Siamo d’accordo sul fatto che l’azienda calcio debba andare avanti finché si può e fin quando saranno attive le altre industrie nazionali, ma l’azione di De Laurentiis, a questo punto, anche al di là di altre reali o presunte motivazioni che l’hanno spinto ad agire… come sostenuto falsamente da Agnelli “violando il protocollo”, è diventata paradossalmente salvifica per il futuro del calcio e pure del campionato. Non è difficile intuire il dispetto fatto da De Laurentiis ad un intero ambiente dopo la negativa risposta, secca ed arrogante, del rampollo di casa Agnelli con cui si evitava qualsiasi trattativa o discussione per rinviare Juve-Napoli “per rispettare il protocollo”. Ora, l’escalation del Covid-19 con contagi che non risparmiano quasi nessuna squadra, è la cartina di tornasole di una situazione grave, gravissima per il Paese, che si è visto non risparmia neanche giovani, allenati e sani come i calciatori.

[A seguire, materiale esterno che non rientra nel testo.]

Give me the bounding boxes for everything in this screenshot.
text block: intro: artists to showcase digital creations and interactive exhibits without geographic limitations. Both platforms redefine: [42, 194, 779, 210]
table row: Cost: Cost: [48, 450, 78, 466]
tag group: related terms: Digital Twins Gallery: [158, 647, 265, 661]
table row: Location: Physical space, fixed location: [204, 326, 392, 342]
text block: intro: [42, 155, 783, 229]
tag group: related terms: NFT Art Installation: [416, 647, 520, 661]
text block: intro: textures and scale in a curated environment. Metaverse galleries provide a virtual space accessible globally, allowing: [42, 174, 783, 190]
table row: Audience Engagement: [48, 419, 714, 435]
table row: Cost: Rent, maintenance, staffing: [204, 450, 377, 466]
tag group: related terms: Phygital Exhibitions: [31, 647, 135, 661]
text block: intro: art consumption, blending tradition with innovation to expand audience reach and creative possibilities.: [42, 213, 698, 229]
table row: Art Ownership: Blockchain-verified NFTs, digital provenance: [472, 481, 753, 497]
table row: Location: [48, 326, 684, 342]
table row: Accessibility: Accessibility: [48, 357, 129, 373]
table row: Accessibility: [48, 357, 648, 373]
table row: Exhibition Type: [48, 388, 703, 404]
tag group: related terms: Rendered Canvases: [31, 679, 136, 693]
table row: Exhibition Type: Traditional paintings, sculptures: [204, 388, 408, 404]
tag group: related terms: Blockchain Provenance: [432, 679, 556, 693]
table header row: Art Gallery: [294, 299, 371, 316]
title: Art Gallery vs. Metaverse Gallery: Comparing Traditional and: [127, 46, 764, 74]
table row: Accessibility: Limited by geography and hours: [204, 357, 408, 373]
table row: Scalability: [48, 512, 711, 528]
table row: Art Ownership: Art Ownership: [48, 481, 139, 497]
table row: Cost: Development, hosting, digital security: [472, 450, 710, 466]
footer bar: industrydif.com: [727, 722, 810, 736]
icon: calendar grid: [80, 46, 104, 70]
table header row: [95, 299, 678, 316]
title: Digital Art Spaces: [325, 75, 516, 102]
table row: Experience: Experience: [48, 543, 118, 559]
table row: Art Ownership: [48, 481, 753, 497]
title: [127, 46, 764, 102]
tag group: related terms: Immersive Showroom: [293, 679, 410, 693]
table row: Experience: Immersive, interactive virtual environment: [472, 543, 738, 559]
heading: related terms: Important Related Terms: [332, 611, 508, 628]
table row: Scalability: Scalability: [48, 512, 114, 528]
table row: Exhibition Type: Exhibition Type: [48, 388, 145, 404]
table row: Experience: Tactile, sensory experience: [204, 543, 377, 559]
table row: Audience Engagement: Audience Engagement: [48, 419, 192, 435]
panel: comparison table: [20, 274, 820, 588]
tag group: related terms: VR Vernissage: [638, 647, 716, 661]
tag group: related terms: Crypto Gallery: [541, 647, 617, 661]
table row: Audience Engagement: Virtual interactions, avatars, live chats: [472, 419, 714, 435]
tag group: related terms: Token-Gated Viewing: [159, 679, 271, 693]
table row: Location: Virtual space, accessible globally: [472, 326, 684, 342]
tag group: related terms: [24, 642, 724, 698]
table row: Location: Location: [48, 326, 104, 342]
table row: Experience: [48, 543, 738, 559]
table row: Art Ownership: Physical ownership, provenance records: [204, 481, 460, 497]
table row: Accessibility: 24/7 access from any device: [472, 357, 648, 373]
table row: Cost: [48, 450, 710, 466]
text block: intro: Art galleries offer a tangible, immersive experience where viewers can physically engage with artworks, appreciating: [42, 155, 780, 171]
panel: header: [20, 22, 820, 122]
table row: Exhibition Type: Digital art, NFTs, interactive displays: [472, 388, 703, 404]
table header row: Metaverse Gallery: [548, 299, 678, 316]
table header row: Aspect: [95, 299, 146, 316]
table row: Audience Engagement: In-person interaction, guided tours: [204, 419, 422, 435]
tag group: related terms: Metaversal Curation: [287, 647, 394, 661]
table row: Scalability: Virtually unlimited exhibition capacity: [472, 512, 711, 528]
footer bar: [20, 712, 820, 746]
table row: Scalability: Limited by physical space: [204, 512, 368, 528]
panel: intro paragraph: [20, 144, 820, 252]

Rivedere il protocollo, in questo momento, è un dovere morale per Figc e lega. Il buonsenso non è un optional che può essere usato a senso unico per difendere falsamente “il ruolo sociale del calcio” e nascondere invece interessi di sola e pura natura economica. Questo fatto può essere la vera fine di un mondo che ha sempre pensato solo a se stesso, considerando il resto, tifosi, sponsor e gli stessi calciatori meri strumenti e pedine da utilizzare e sfruttare. A conferma di una governance inesistente e di una ignoranza di fondo di tutto il sistema calcio anche in momenti drammatici per il resto del Paese. Il vero problema ora, dopo la dabbenaggine estiva, quando non si volle metter mano alla riforma non più procrastinabile dei campionati professionistici (invocata anche da queste colonne, ndr) non valutando le possibili conseguenze di un ritorno del virus, non è salvare il campionato ma il calcio stesso. Perché mandare in campo, o essere costretti a mandare in campo i ragazzini della Primavera per il rispetto di un protocollo che non è norma sarebbe la fine di un mondo che, forse con troppa enfasi, è stato definito “la più grande fabbrica di emozioni del Paese”. Adesso aggiungeremmo anche di “illusioni” ma soprattutto delusioni.
È tutto surreale ed è desolante, per non dire vergognoso, che un Paese civile, in stato di guerra, perché quella contro il Coronavirus non è una battaglia ma una vera guerra contro un nemico invisibile e ancora misterioso per gli stessi scienziati, debba assecondare diktat folli ed esecrabiili di chi (e sono in tanti, soprattutto i presidenti e una genia di giornalisti nazional pallonari) pensa che i soldi debbano valere più della salute ed hanno coniato ed inventato per i tesserati contagiati dal Covid il termine “infortunio” per un virus che ha ucciso nel nostro Paese già più di 36mila persone!